TOPIC OF THE WEEK: CCA public external debt service appears (mostly) manageable over 2025-26

CAUCASUS / CENTRAL ASIA - Report 25 Apr 2025 by Ivan Tchakarov

I continue exploring the external side of the CCA economies as the more challenging global backdrop in the wake of Trump's tariffs may add to the already worsening CA dynamics that I discussed earlier in Apr. In this report I examine the public external debt profile and debt service for 2025 and 2026, which indicates a general increase in external obligations over the next two years.

I assess the ability to meet these public external debt obligations this year and next using various financial measures, including their share relative to FX reserves, fiscal revenues, and exports of goods and services. These metrics suggest that Armenia and Georgia appear more vulnerable to macroeconomic shocks, while Kyrgyzstan appears less exposed to risks.

Uzbekistan presents a very interesting case. While many of the financial ratios we examine look worse than those of peers, the country has also benefited the most in the CCA pack (and by a large amount) from the steady increase in gold prices in the last couple of years.

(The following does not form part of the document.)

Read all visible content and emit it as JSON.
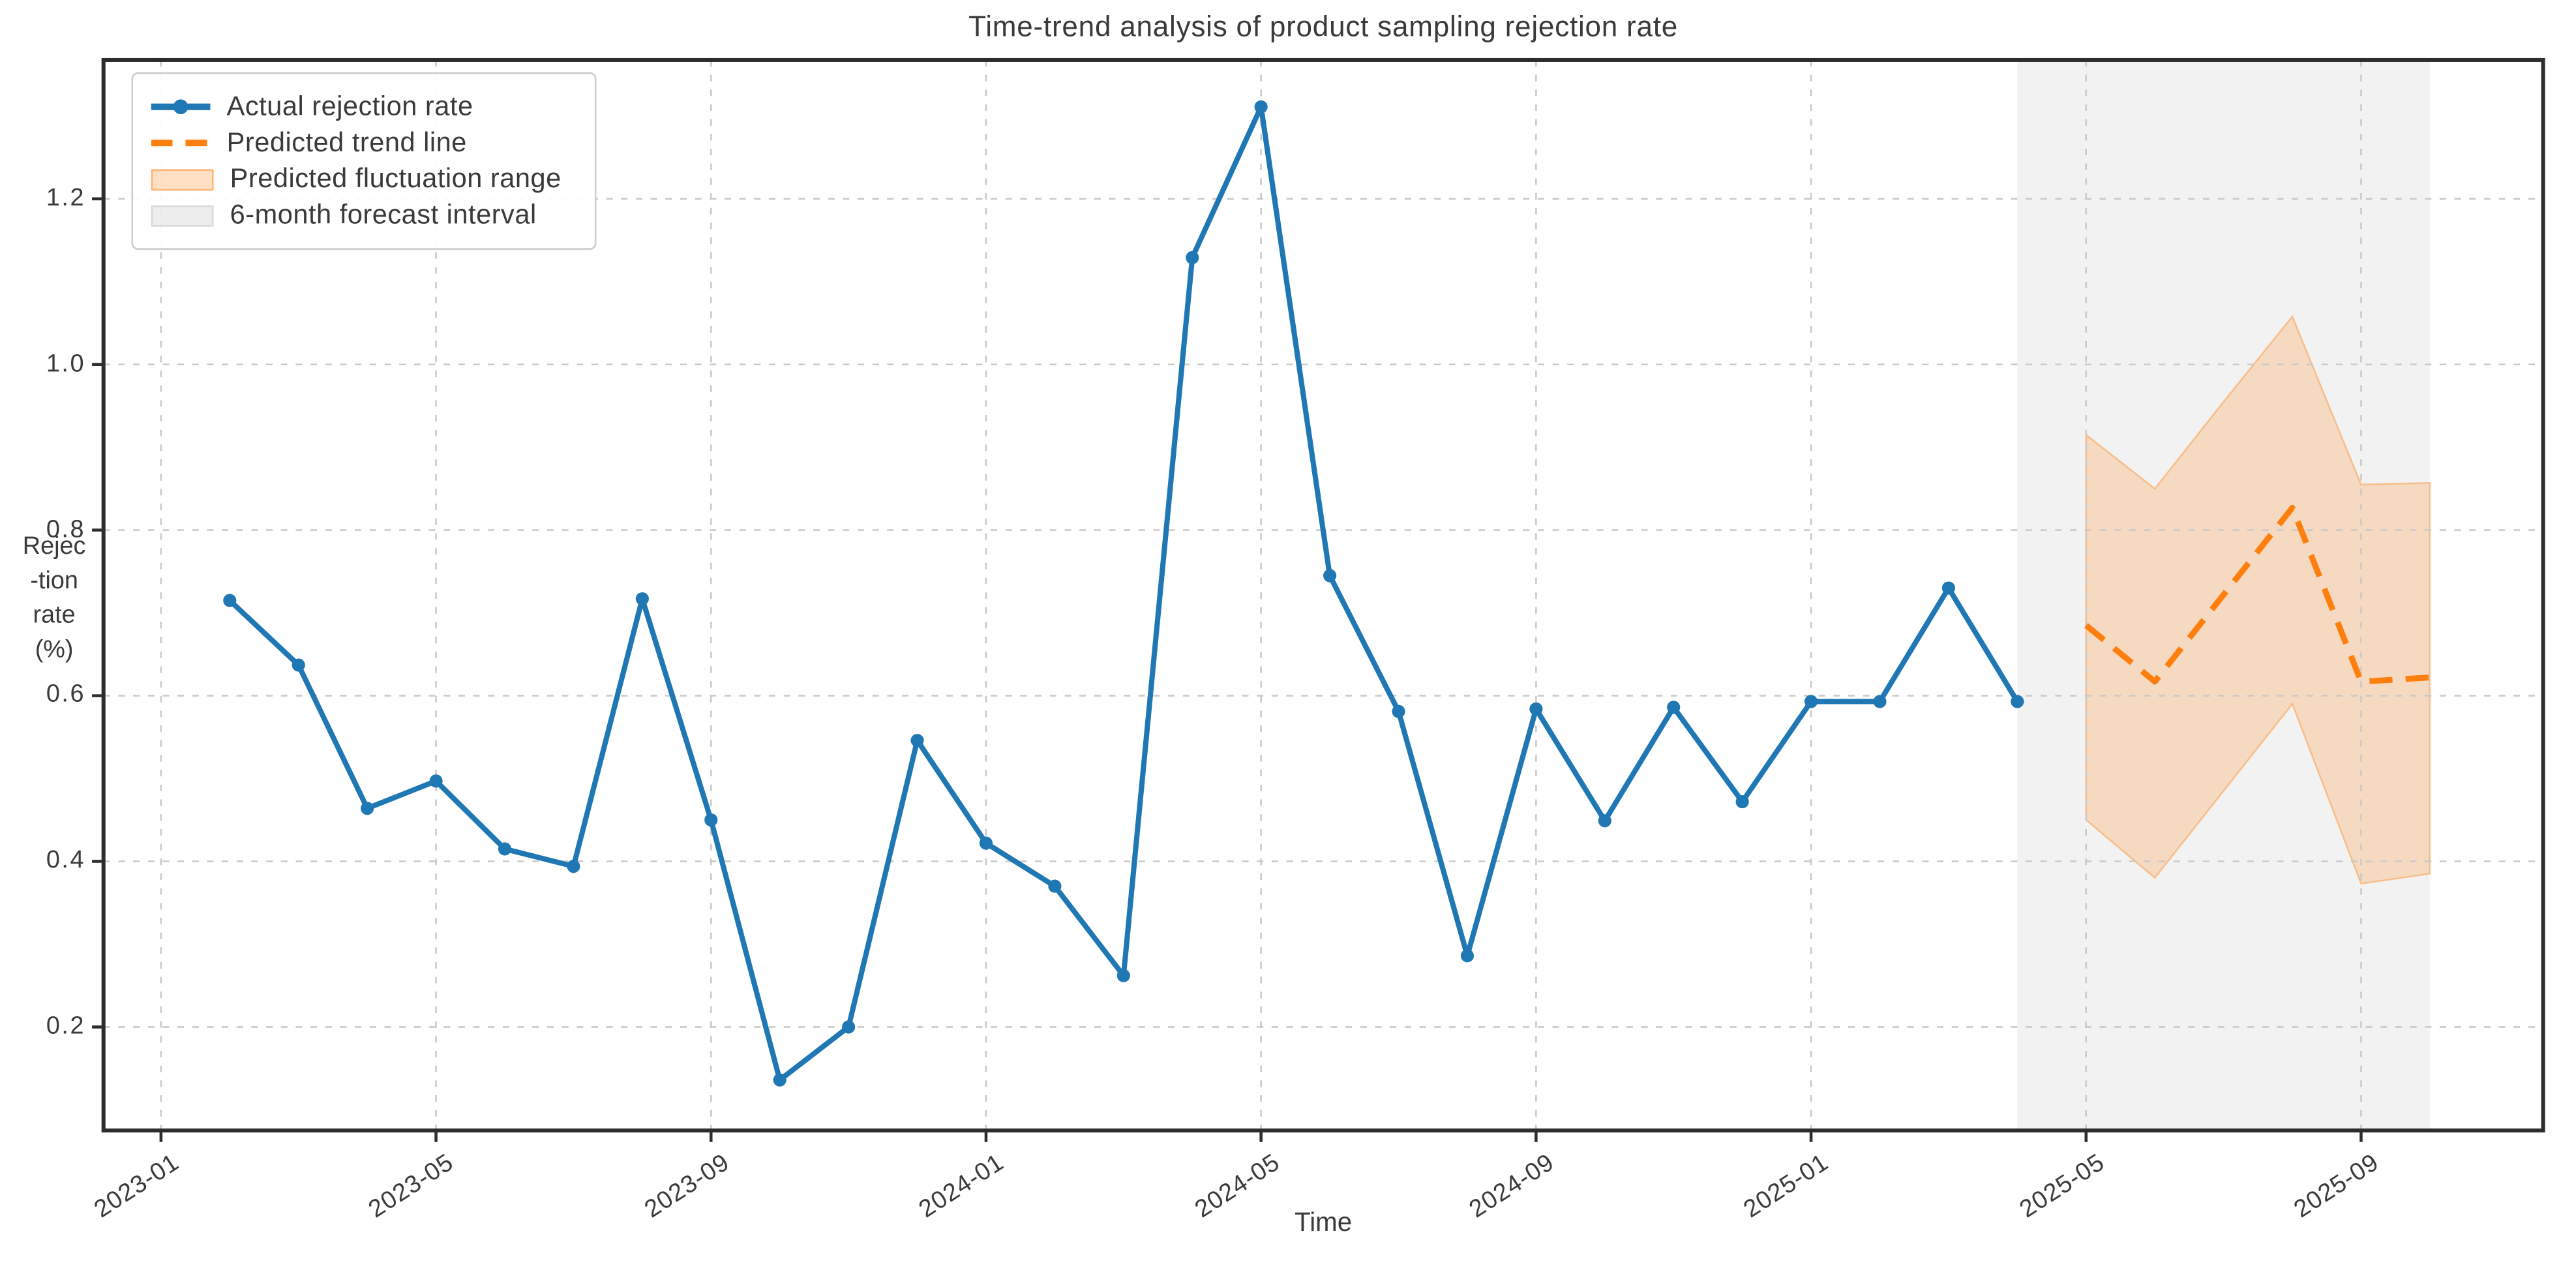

It has accumulated record-high FX reserves, which has also created a very robust FX buffer to lean on as external obligations come due.

Tajikistan's case is also intriguing, because while it will see increasing debt service starting from this year and related to the 2027 Eurobond, it has also boasted an impressive five-year-long run of CA surpluses, which has usefully amplified its FX reserves. Overall, Tajikistan currently appears to be in the middle of the pack with respect to its ability to repay upcoming external obligations, better positioned than Armenia and Georgia, but worse than Uzbekistan and Kyrgyzstan.